Trois grandes questions seront brièvement soulevées concernant le projet de tramway: l’urbanisme, l’environnement et la modernité.

Tramway: en route vers la modernité, mais laquelle?

POINT DE VUE / Je conviens d’emblée que cette réflexion arrive sur le tard, le projet étant passablement enclenché. En même temps, je ne peux m’empêcher de soulever un certain nombre de questions, non pas tant au sujet du choix technologique qu’en regard du contexte dans lequel nous voulons l’implanter. Car le contexte devant accueillir un tramway, ou toute autre technologie s’annonce déterminant sur son efficacité à structurer une ville, sinon à transporter ses citoyens. Trois grandes questions seront brièvement soulevées: l’urbanisme, l’environnement et la modernité.

Un étalement urbain qui nous échappe?

Le tramway semble porteur de plusieurs vertus, comme s’il allait résoudre de nombreux problèmes urbains. Spontanément, c’est la question de l’étalement qui vient en tête. Pourtant, l’économiste Thierry Rebours a fait remarquer, en simplifiant, que les valeurs foncières, depuis les années 1970, augmentent plus vite que les salaires. Autrement dit, bien des ménages se feraient sortir de la ville par une dynamique urbaine qui aurait tendance à nous échapper. Les analyses de Rebours rejoindraient à certains égards une observation de Marc Boutin selon laquelle l’agglomération de Québec serait aussi étalée qu’une ville américaine de trois millions d’habitants; nous sommes environ 800 000 dans la région, de Stoneham à Lévis, de Portneuf à la Côte-de-Beaupré. Si nous regardons la ville depuis le point de vue de Rebours, alors l’automobile serait bien plus une conséquence qu’une cause. Dans cette perspective, le tramway pourrait potentiellement jouer sur les valeurs foncières et contribuer à l’étalement urbain. Paradoxe! Dit de façon provocante, le troisième lien aurait au moins l’avantage de relier le centre avec cette périphérie éloignée qui accueille tous ceux qui se font sortir de la ville par la hausse des valeurs foncières.

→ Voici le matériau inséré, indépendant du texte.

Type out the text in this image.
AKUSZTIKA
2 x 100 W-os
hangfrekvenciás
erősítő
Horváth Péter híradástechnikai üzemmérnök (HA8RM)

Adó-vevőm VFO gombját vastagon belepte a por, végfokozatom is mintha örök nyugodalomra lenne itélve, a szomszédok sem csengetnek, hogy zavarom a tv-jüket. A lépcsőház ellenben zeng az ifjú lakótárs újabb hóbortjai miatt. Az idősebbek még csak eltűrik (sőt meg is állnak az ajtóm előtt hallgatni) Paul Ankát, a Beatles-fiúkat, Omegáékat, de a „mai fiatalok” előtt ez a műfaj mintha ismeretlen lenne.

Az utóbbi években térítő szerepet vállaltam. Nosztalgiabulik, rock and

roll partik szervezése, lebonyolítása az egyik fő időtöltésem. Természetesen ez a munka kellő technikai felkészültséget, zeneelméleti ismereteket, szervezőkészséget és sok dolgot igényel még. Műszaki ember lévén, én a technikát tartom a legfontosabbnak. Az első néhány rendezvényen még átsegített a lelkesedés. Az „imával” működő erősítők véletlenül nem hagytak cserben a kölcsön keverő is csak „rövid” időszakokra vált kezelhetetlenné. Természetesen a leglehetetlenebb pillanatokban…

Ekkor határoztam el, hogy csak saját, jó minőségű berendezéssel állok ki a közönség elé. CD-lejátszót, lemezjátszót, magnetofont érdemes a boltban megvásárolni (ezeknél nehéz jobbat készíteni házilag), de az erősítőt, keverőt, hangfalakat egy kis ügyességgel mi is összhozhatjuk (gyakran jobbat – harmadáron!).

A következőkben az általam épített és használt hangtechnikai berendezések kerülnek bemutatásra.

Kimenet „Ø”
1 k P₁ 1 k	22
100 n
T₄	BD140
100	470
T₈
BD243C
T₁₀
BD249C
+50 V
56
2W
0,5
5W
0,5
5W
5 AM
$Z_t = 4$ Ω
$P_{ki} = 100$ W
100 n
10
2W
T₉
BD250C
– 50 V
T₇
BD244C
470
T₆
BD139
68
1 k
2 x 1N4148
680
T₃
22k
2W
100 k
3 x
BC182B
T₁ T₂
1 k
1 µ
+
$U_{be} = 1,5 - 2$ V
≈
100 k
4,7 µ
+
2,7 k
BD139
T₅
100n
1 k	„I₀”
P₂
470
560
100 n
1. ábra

Le tramway est surnommé «réseau structurant», c’est-à-dire, nous interprétons, qu’il pourrait avoir un impact sur la structure urbaine et sur les densités. Le métro de Montréal est ici un contre-exemple intéressant: Gérard Beaudet de l’Institut d’urbanisme (Université de Montréal) a montré qu’après 50 ans, certaines stations du métro n’ont toujours pas d’impact significatif sur leur quartier d’accueil. Cela suggère que la structure urbaine présenterait une certaine stabilité faisant fi des infrastructures de transport. Ce n’est peut-être pas le réseau qui serait structurant, mais le réseau qui s’inscrit ou non dans la structure urbaine. La nuance est importante dans la mesure où les effets attendus du tramway pourraient ne pas être au rendez-vous. Il faut rappeler que la ville est un phénomène auto-organisé capable de frustrer nos prétentions planificatrices. D’Estimauville est un exemple approprié: localisé dans une vallée, entre les massifs de Québec et de Beauport, le quartier a pour ainsi dire résisté au projet d’écoquartier qui, sauf erreur, a fait place à du logement social.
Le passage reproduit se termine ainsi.